We would like to refer to a statement by the National Council for Human Rights in a statement on the occasion of the African Day of Pre-trial Detention, on April 25 of each year, to “find a solution to this problem in particular and that a person may be held in custody and then after a long time is proved to be innocent, and thus would have been punished for a crime he did not commit.”

In order for the proceedings not to be unconstitutional and to avoid accusations of incarcerating journalists, investigative authorities, based on inquiries from the Interior Ministry, uses accusations that are very similar in all cases of imprisoned journalists: joining the banned Muslim Brotherhood group and demonstrating without authorization, in addition to the accusations related to the practice of the profession, which is always in the form of dissemination of false news, statements and rumors aimed at undermining security and stability.

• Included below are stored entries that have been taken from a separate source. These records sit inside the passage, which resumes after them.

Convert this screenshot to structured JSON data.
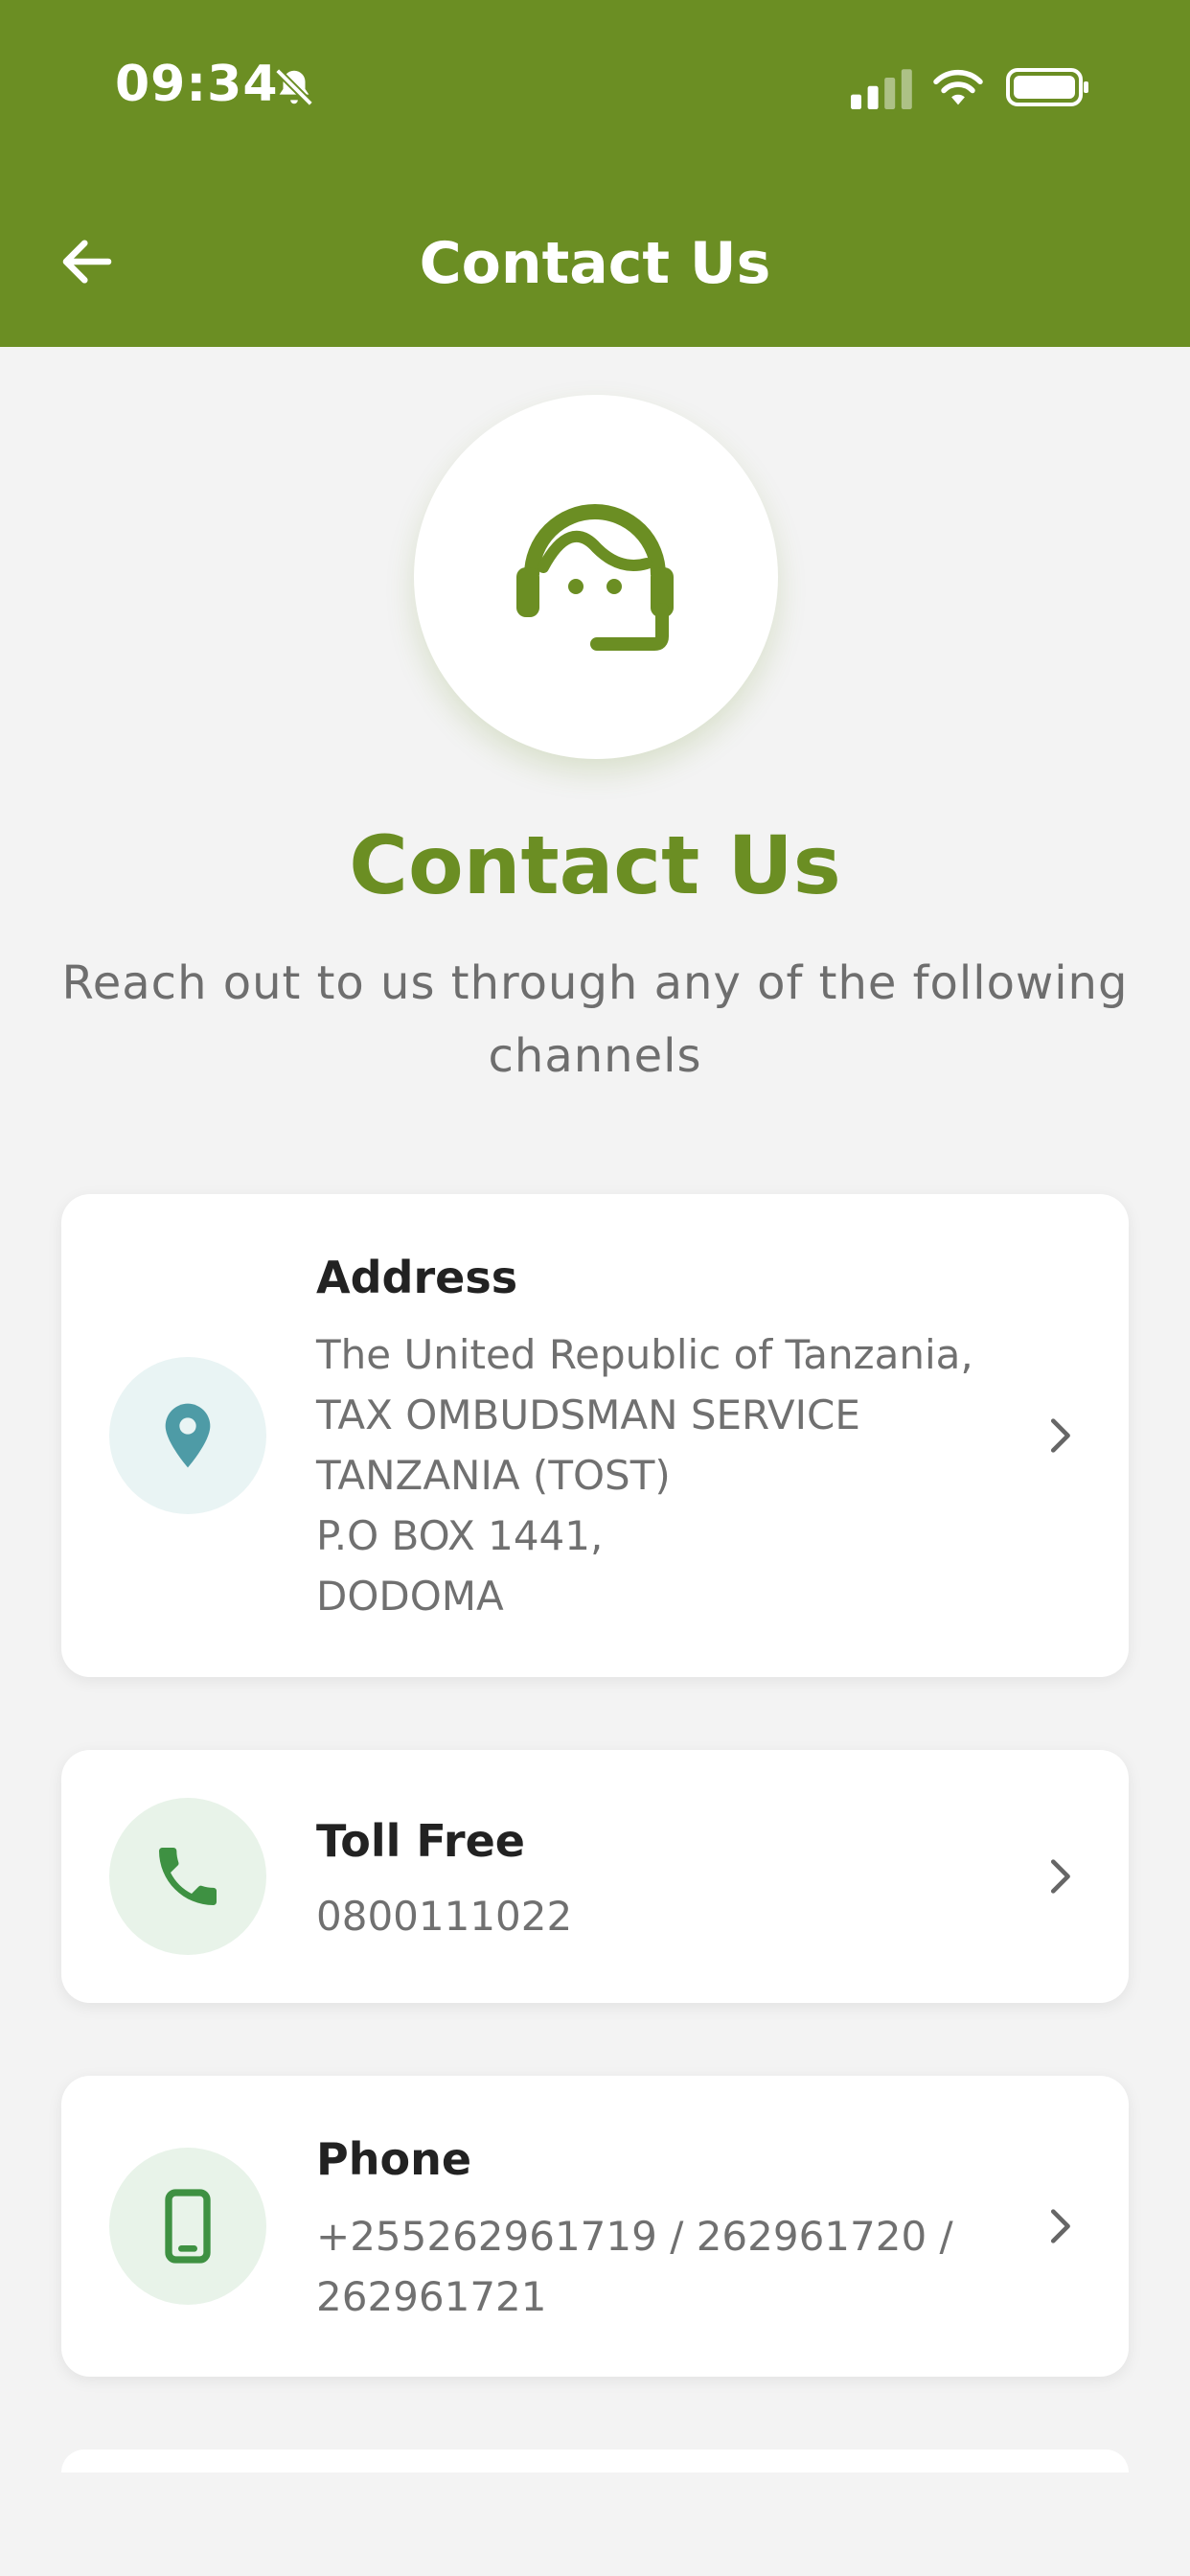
{
  "status_bar": {
    "time": "09:34"
  },
  "header": {
    "title": "Contact Us"
  },
  "hero": {
    "title": "Contact Us",
    "subtitle": "Reach out to us through any of the following channels"
  },
  "cards": [
    {
      "label": "Address",
      "lines": [
        "The United Republic of Tanzania,",
        "TAX OMBUDSMAN SERVICE",
        "TANZANIA (TOST)",
        "P.O BOX 1441,",
        "DODOMA"
      ],
      "icon": "location-pin-icon"
    },
    {
      "label": "Toll Free",
      "lines": [
        "0800111022"
      ],
      "icon": "phone-handset-icon"
    },
    {
      "label": "Phone",
      "lines": [
        "+255262961719 / 262961720 /",
        "262961721"
      ],
      "icon": "mobile-phone-icon"
    }
  ],
  "colors": {
    "brand_green": "#6b8e23",
    "teal": "#4e9ba6",
    "phone_green": "#3e9142",
    "background": "#f3f3f3"
  }
}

We would like to draw your attention in particular to the case of photojournalist  Mahmoud Abu Zayd “Shawkan”, who is serving his fourth year in prison in precautionary detention. Shawkan suffers from a very bad health condition due to a chronic disease “Thalassemia”. He needs continuous medical care, which is not granted by the prison administration, which refused to transfer him to hospital, and does not follow the necessary rules for his treatment. Attached is a copy of his medical condition.

AFTE calls on the National Council for Human Rights, to review the attached cases of imprisoned journalists and to intervene according to his mandate of receiving complaints aiming for the respect of human rights, their study and addressing relevant bodies in their regard.  We also appeal to the council to visit those journalists in prison and ensure that they are enjoying their rights, foremost the level of medical care, as well as seek their immediate release.